金が手に入ったことで、いつもより一品だけ多くオカズを食べたことではない。満腹になり満足した俺は、いつものように公園のベンチに横になりダラダラと過ごす。
日が傾いてくると、いつものように日課のスカートめくりをして、眠りにつく。
そんな、変わらない日々を愛していた。そのはずなのに。
(いかんな……)
そう、食欲が満たされたことで、少しだけ性欲がひょっこり顔を出してきた。
人間というのは、欲張りな生き物だ。
100円稼げば1000円欲しくなり、1000円稼げば10000円欲しくなる。10000円稼げば100000円欲しくなるのだ。そう、人間は欲望が満たされると、更なる欲望を重ね、永遠と満たされない生き物なのだ。
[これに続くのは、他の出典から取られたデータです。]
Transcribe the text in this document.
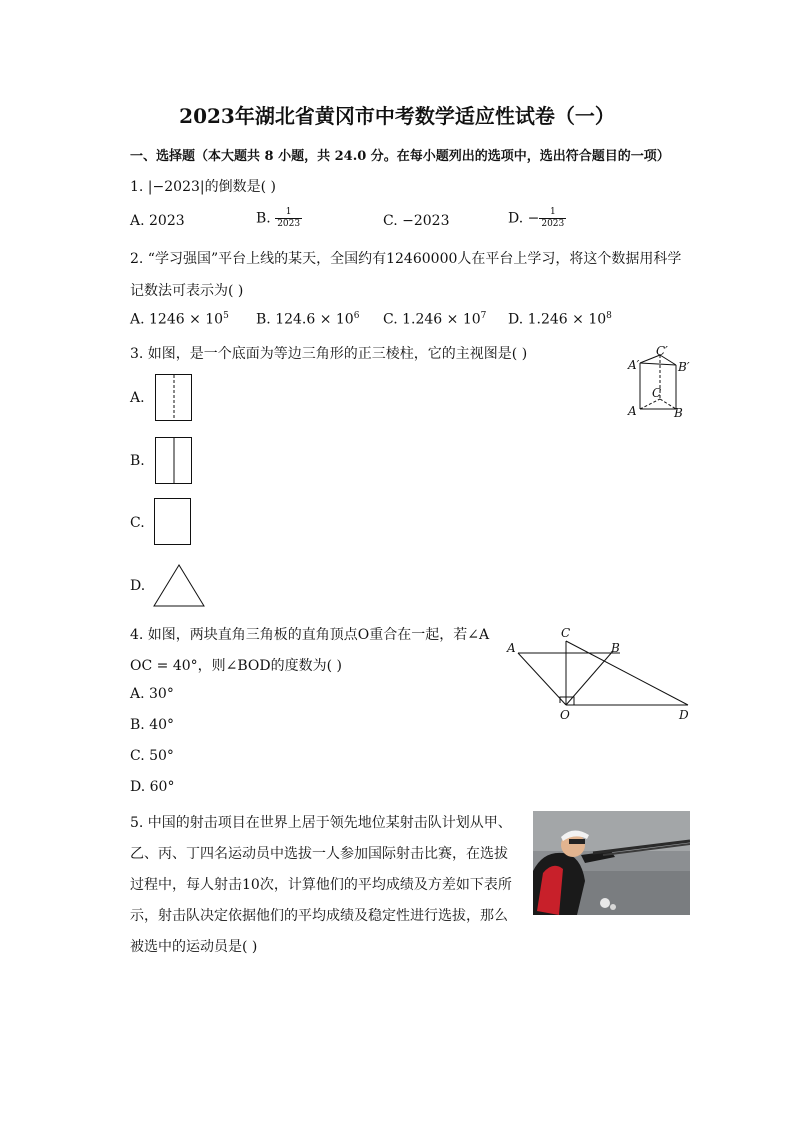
2023年湖北省黄冈市中考数学适应性试卷（一）
一、选择题（本大题共 8 小题，共 24.0 分。在每小题列出的选项中，选出符合题目的一项）
1. |−2023|的倒数是( )
A. 2023	B. $\frac{1}{2023}$	C. −2023	D. − $\frac{1}{2023}$
2. “学习强国”平台上线的某天，全国约有12460000人在平台上学习，将这个数据用科学
记数法可表示为( )
A. $1246 \times 10^5$ B. $124.6 \times 10^6$ C. $1.246 \times 10^7$ D. $1.246 \times 10^8$
3. 如图，是一个底面为等边三角形的正三棱柱，它的主视图是( )
A′
C′
B′
C
A	B
A.
B.
C.
D.
4. 如图，两块直角三角板的直角顶点O重合在一起，若∠A
OC = 40°，则∠BOD的度数为( )
A
C
B
O	D
A. 30°
B. 40°
C. 50°
D. 60°
5. 中国的射击项目在世界上居于领先地位某射击队计划从甲、
乙、丙、丁四名运动员中选拔一人参加国际射击比赛，在选拔
过程中，每人射击10次，计算他们的平均成绩及方差如下表所
示，射击队决定依据他们的平均成绩及稳定性进行选拔，那么
被选中的运动员是( )
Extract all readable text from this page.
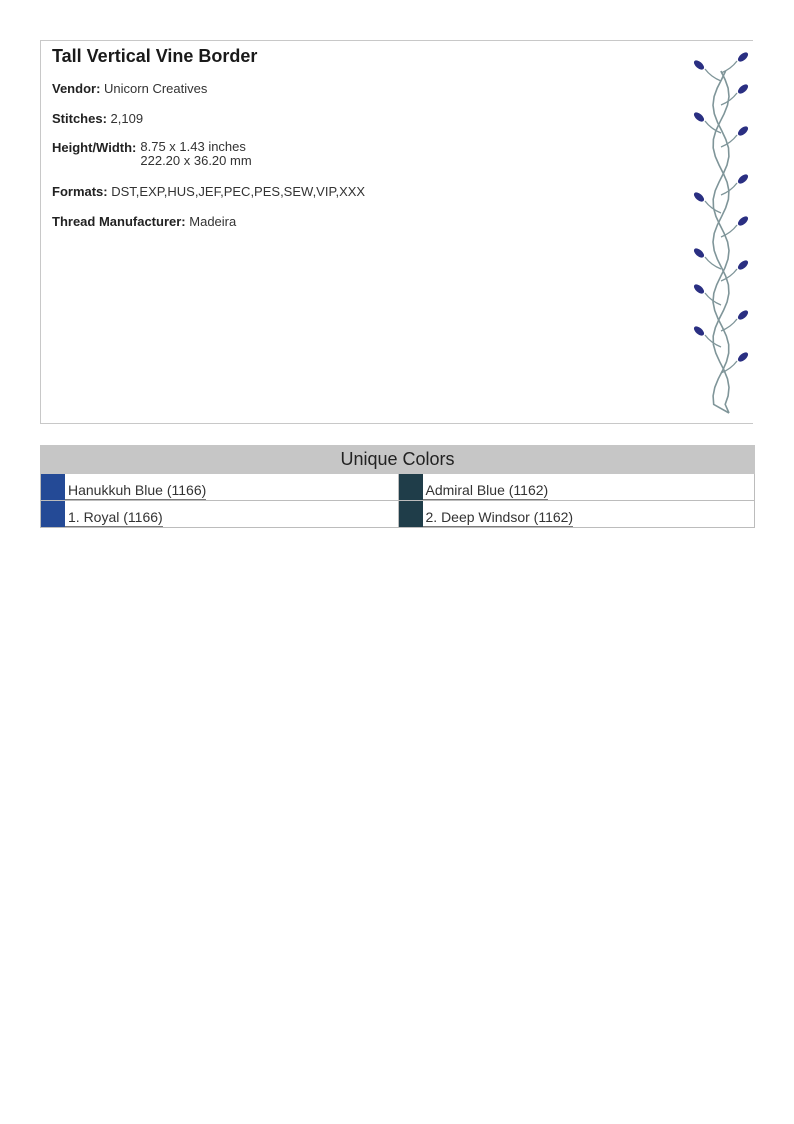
Tall Vertical Vine Border
Vendor: Unicorn Creatives
Stitches: 2,109
Height/Width: 8.75 x 1.43 inches
222.20 x 36.20 mm
Formats: DST,EXP,HUS,JEF,PEC,PES,SEW,VIP,XXX
Thread Manufacturer: Madeira
Unique Colors
Hanukkuh Blue (1166)	Admiral Blue (1162)
1. Royal (1166)	2. Deep Windsor (1162)
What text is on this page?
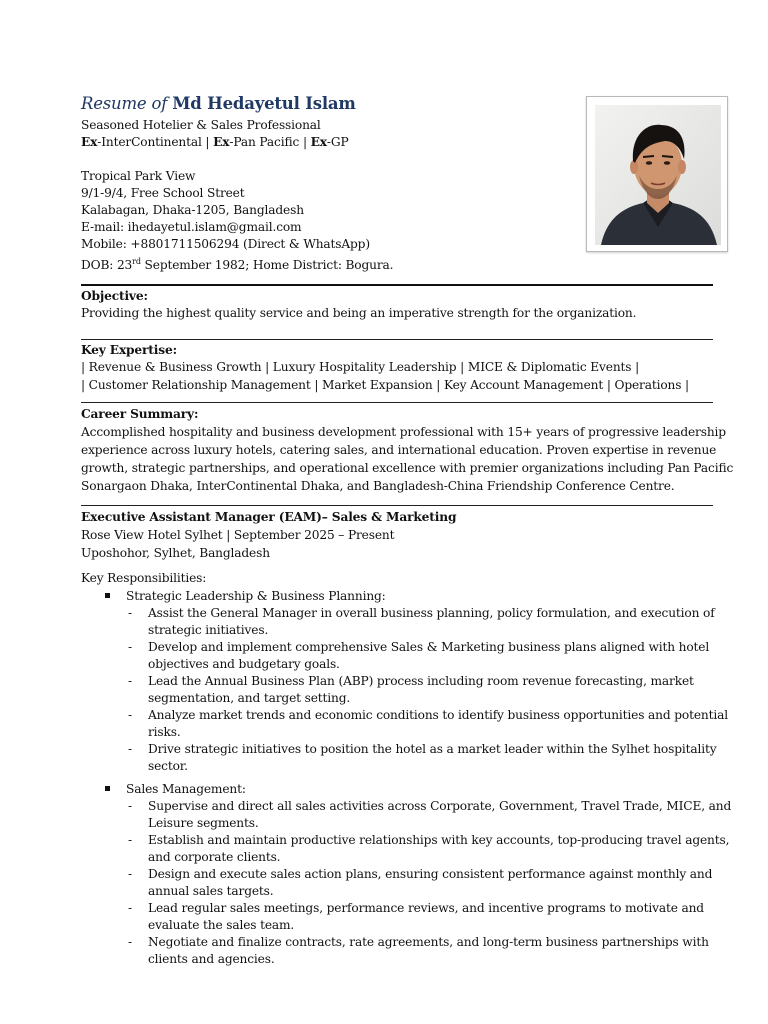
Resume of Md Hedayetul Islam
Seasoned Hotelier & Sales Professional
Ex-InterContinental | Ex-Pan Pacific | Ex-GP
Tropical Park View
9/1-9/4, Free School Street
Kalabagan, Dhaka-1205, Bangladesh
E-mail: ihedayetul.islam@gmail.com
Mobile: +8801711506294 (Direct & WhatsApp)
DOB: 23rd September 1982; Home District: Bogura.
Objective:
Providing the highest quality service and being an imperative strength for the organization.
Key Expertise:
| Revenue & Business Growth | Luxury Hospitality Leadership | MICE & Diplomatic Events |
| Customer Relationship Management | Market Expansion | Key Account Management | Operations |
Career Summary:
Accomplished hospitality and business development professional with 15+ years of progressive leadership
experience across luxury hotels, catering sales, and international education. Proven expertise in revenue
growth, strategic partnerships, and operational excellence with premier organizations including Pan Pacific
Sonargaon Dhaka, InterContinental Dhaka, and Bangladesh-China Friendship Conference Centre.
Executive Assistant Manager (EAM)– Sales & Marketing
Rose View Hotel Sylhet | September 2025 – Present
Uposhohor, Sylhet, Bangladesh
Key Responsibilities:
Strategic Leadership & Business Planning:
- Assist the General Manager in overall business planning, policy formulation, and execution of
strategic initiatives.
- Develop and implement comprehensive Sales & Marketing business plans aligned with hotel
objectives and budgetary goals.
- Lead the Annual Business Plan (ABP) process including room revenue forecasting, market
segmentation, and target setting.
- Analyze market trends and economic conditions to identify business opportunities and potential
risks.
- Drive strategic initiatives to position the hotel as a market leader within the Sylhet hospitality
sector.
Sales Management:
- Supervise and direct all sales activities across Corporate, Government, Travel Trade, MICE, and
Leisure segments.
- Establish and maintain productive relationships with key accounts, top-producing travel agents,
and corporate clients.
- Design and execute sales action plans, ensuring consistent performance against monthly and
annual sales targets.
- Lead regular sales meetings, performance reviews, and incentive programs to motivate and
evaluate the sales team.
- Negotiate and finalize contracts, rate agreements, and long-term business partnerships with
clients and agencies.
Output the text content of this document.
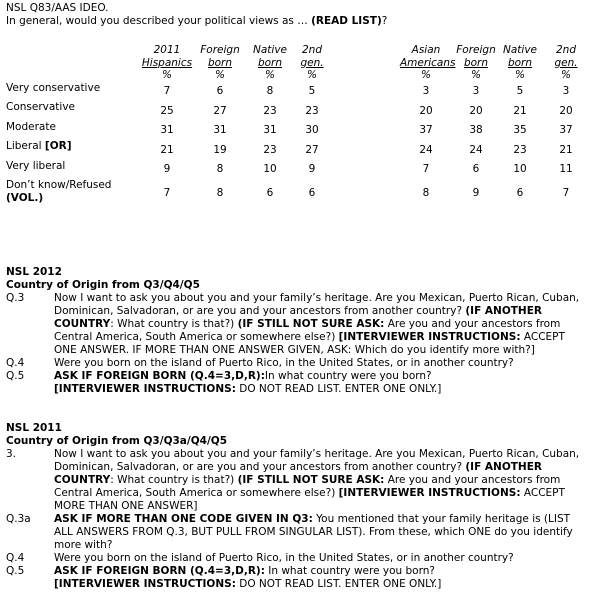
NSL Q83/AAS IDEO.
In general, would you described your political views as … (READ LIST)?
	2011	Foreign	Native	2nd		Asian	Foreign	Native	2nd
	Hispanics	born	born	gen.		Americans	born	born	gen.
	%	%	%	%		%	%	%	%
Very conservative	7	6	8	5		3	3	5	3
Conservative	25	27	23	23		20	20	21	20
Moderate	31	31	31	30		37	38	35	37
Liberal [OR]	21	19	23	27		24	24	23	21
Very liberal	9	8	10	9		7	6	10	11
Don’t know/Refused
(VOL.)	7	8	6	6		8	9	6	7
NSL 2012
Country of Origin from Q3/Q4/Q5
Q.3	Now I want to ask you about you and your family’s heritage. Are you Mexican, Puerto Rican, Cuban, Dominican, Salvadoran, or are you and your ancestors from another country? (IF ANOTHER COUNTRY: What country is that?) (IF STILL NOT SURE ASK: Are you and your ancestors from Central America, South America or somewhere else?) [INTERVIEWER INSTRUCTIONS: ACCEPT ONE ANSWER. IF MORE THAN ONE ANSWER GIVEN, ASK: Which do you identify more with?]
Q.4	Were you born on the island of Puerto Rico, in the United States, or in another country?
Q.5	ASK IF FOREIGN BORN (Q.4=3,D,R):In what country were you born?
[INTERVIEWER INSTRUCTIONS: DO NOT READ LIST. ENTER ONE ONLY.]
NSL 2011
Country of Origin from Q3/Q3a/Q4/Q5
3.	Now I want to ask you about you and your family’s heritage. Are you Mexican, Puerto Rican, Cuban, Dominican, Salvadoran, or are you and your ancestors from another country? (IF ANOTHER COUNTRY: What country is that?) (IF STILL NOT SURE ASK: Are you and your ancestors from Central America, South America or somewhere else?) [INTERVIEWER INSTRUCTIONS: ACCEPT MORE THAN ONE ANSWER]
Q.3a	ASK IF MORE THAN ONE CODE GIVEN IN Q3: You mentioned that your family heritage is (LIST ALL ANSWERS FROM Q.3, BUT PULL FROM SINGULAR LIST). From these, which ONE do you identify more with?
Q.4	Were you born on the island of Puerto Rico, in the United States, or in another country?
Q.5	ASK IF FOREIGN BORN (Q.4=3,D,R): In what country were you born?
[INTERVIEWER INSTRUCTIONS: DO NOT READ LIST. ENTER ONE ONLY.]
どういうことかというと、スカートめくりだけでは満たされなくなったのだ。
経験あるものは少ないかもしれないが、いつでも見上げればパンツが見えるような状況では、パンツのありがたみも減り、パンチラじゃあ満たされなくなってくるのだ。
そうして俺は考えた。触りたい、と。
見ているだけでは、満足できなくなった俺の体は、女性の体に触れたくなったのだ。
しかし異世界とはいえ、他人の体に触れるのは犯罪行為だ。絶対にやってはいけない。もし俺が、その辺の女性を急に触りだしたら、冒険者ギルドの職員が直ぐにやってきて、俺はお縄になる。
そうして思い出すのは、師匠の言葉だ。
『いいかい馬鹿弟子。風の可能性は無限大だ』
『風は、様々なことに活用できる。こうして椅子に座りながら物を動かしたりな』
『風をうまく操れるようになると、まるで手のように形を作ることだって可能だ。こんな感じにな』
そういって師匠は、風の魔法を使い、透明な手を再現して、コップの取っ手と掴み中身を飲む。
『ぶふぅぅ! せ、制御をミスると、今みたいに傾ける角度を間違えて、勢いよく水が溢れてくることもある、気を付けるんだぞ』
その制御が一番難しいんだが。なにより、その風の手は、元は空気のため透明だ。俺にはその手が見ることができないので、再現することができなかった。これだから天才は困る。
思い出した、師匠の言葉。
当時は難しすぎて再現できなかったが、今の俺のエロパワーなら出来る気がする。
(そう、俺は今から風で手を作る!)
そうして、その手で女の子を触るんだ!
俺は、公園のベンチの上で密かに燃えていた。